The National Institution for Transforming India (NITI Aayog) in association with a private digital payments provider announced that the two will be hosting the first-ever open-to-all hackathon to showcase path-breaking solutions for the fintech ecosystem. The hackathon will provide an opportunity for innovators, digital creators, and developers from all over India to ideate and code. Participants at the hackathon need to use any open-data APIs along with frameworks such as Account Aggregator (AA) as a foundation to power their submissions. AA is a type of Reserve Bank of India (RBI)-regulated entity that helps an individual securely and digitally access and shares information from one financial institution they have an account with to any other regulated financial institution in the AA network. Data cannot be shared without the consent of the individual. According to reports, the final app that participants come up with must incorporate one of the following:
- Alternate risk models for lending, insurance, or investments, focusing on financial inclusion.
- Innovative products that use the power data signals for various demographics and locations for the broader adoption of financial services.
- Improved visualisation and derived intelligence based on digital payments data.
Participating teams can have one or up to five participants. By the end of the event, participants will be required to present a working prototype of their hack to the judges, after which each hack will be judged based on certain parameters. When the judges evaluate the hacks, they might ask for additional information on the prototypes. The winning team will be awarded IN₹150,000 (US$2,010). The last date to register for the event is 23 February and the deadline to submit the final entries is 25 February.
The overall size of the Indian financial services sector in 2021 is estimated at US$500 billion, of which, the fintech market comprises US$31 billion, according to a recent report. In the next five years, the sector is expected to grow with a compound annual growth rate of 22%, and it currently stands as the third-largest fintech ecosystem in the world, behind the United States and China.

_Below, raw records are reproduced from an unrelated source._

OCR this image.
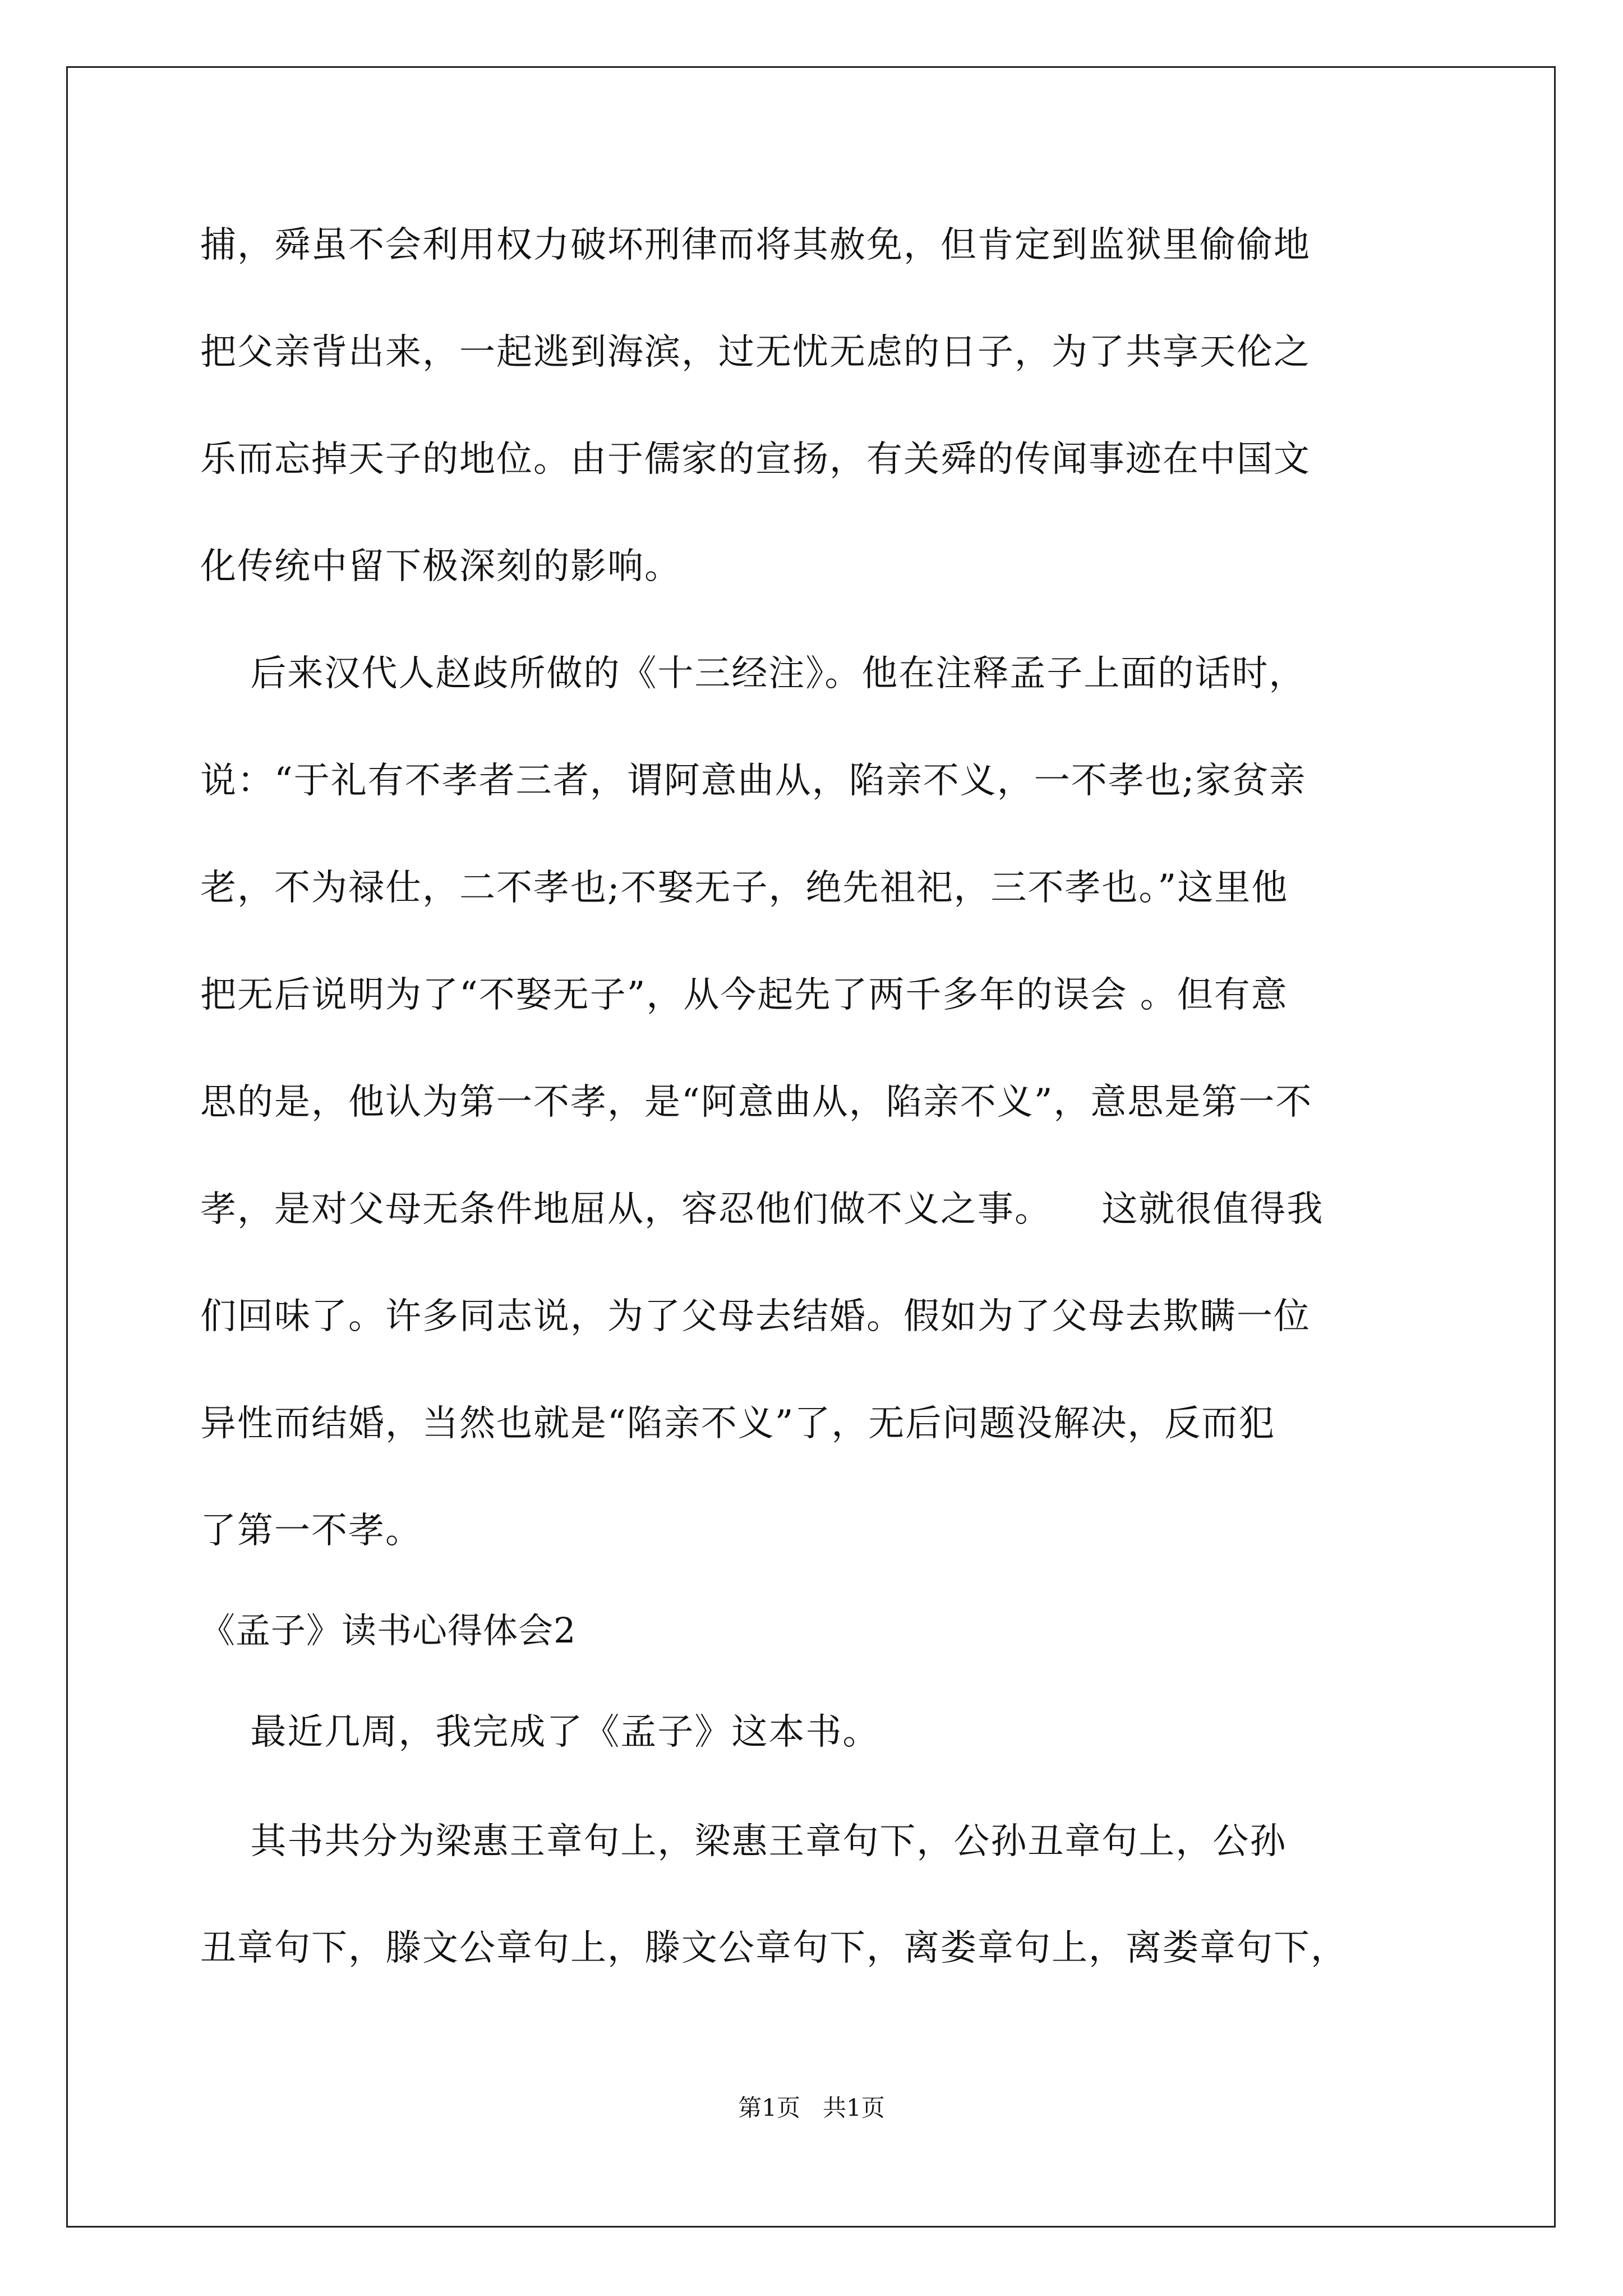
捕，舜虽不会利用权力破坏刑律而将其赦免，但肯定到监狱里偷偷地
把父亲背出来，一起逃到海滨，过无忧无虑的日子，为了共享天伦之
乐而忘掉天子的地位。由于儒家的宣扬，有关舜的传闻事迹在中国文
化传统中留下极深刻的影响。
后来汉代人赵歧所做的《十三经注》。他在注释孟子上面的话时，
说：“于礼有不孝者三者，谓阿意曲从，陷亲不义，一不孝也;家贫亲
老，不为禄仕，二不孝也;不娶无子，绝先祖祀，三不孝也。”这里他
把无后说明为了“不娶无子”，从今起先了两千多年的误会 。但有意
思的是，他认为第一不孝，是“阿意曲从，陷亲不义”，意思是第一不
孝，是对父母无条件地屈从，容忍他们做不义之事。    这就很值得我
们回味了。许多同志说，为了父母去结婚。假如为了父母去欺瞒一位
异性而结婚，当然也就是“陷亲不义”了，无后问题没解决，反而犯
了第一不孝。
《孟子》读书心得体会2
最近几周，我完成了《孟子》这本书。
其书共分为梁惠王章句上，梁惠王章句下，公孙丑章句上，公孙
丑章句下，滕文公章句上，滕文公章句下，离娄章句上，离娄章句下，
第1页   共1页
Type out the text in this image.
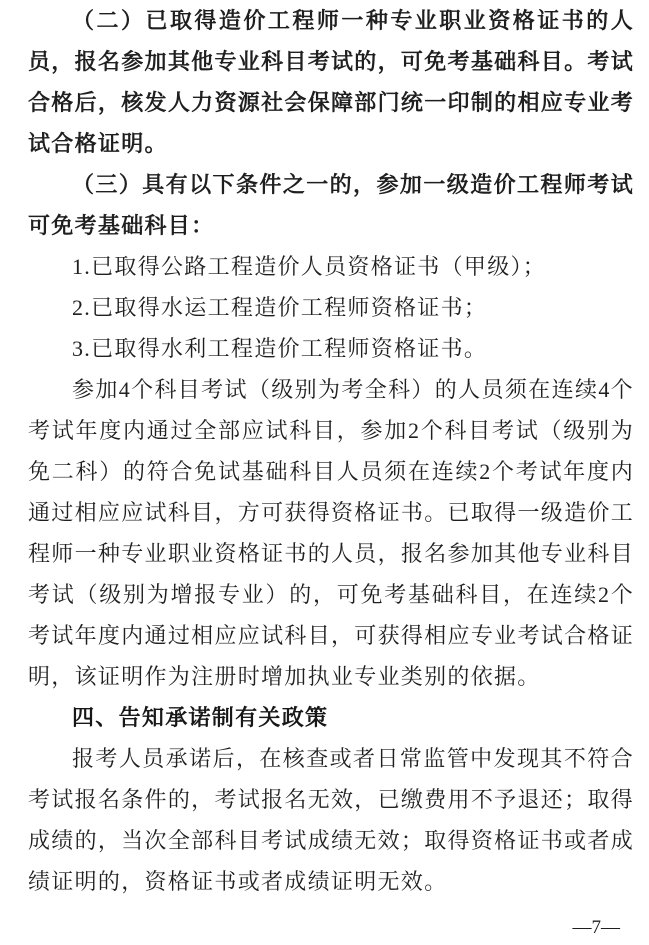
（二）已取得造价工程师一种专业职业资格证书的人员，报名参加其他专业科目考试的，可免考基础科目。考试合格后，核发人力资源社会保障部门统一印制的相应专业考试合格证明。

（三）具有以下条件之一的，参加一级造价工程师考试可免考基础科目：

1.已取得公路工程造价人员资格证书（甲级）；

2.已取得水运工程造价工程师资格证书；

3.已取得水利工程造价工程师资格证书。

参加4个科目考试（级别为考全科）的人员须在连续4个考试年度内通过全部应试科目，参加2个科目考试（级别为免二科）的符合免试基础科目人员须在连续2个考试年度内通过相应应试科目，方可获得资格证书。已取得一级造价工程师一种专业职业资格证书的人员，报名参加其他专业科目考试（级别为增报专业）的，可免考基础科目，在连续2个考试年度内通过相应应试科目，可获得相应专业考试合格证明，该证明作为注册时增加执业专业类别的依据。

四、告知承诺制有关政策

报考人员承诺后，在核查或者日常监管中发现其不符合考试报名条件的，考试报名无效，已缴费用不予退还；取得成绩的，当次全部科目考试成绩无效；取得资格证书或者成绩证明的，资格证书或者成绩证明无效。

—7—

Earlier this month, RBI set up a department to help create regulations for the fintech sector and its upcoming central bank digital currency (CBDC). As reported by OpenGov Asia, it will facilitate innovation and identify and address challenges and opportunities in the field. The bank explained that the erstwhile fintech division under the Department of Payment and Settlement Systems (DPPS) has been subsumed into it.
The agency will deal with matters related to inter-regulatory and international coordination on fintech. It will report to the RBI’s centralised administration division. Further, the department will provide a framework for research in the field that can aid policy interventions. It will also address matters related to the facilitation of constructive innovations and incubations in the fintech sector if they have wider implications for the financial sector/markets and fall under the purview of the bank. The department is expected to address new-age challenges that arise from fintech applications, and crypto is a part of its brief.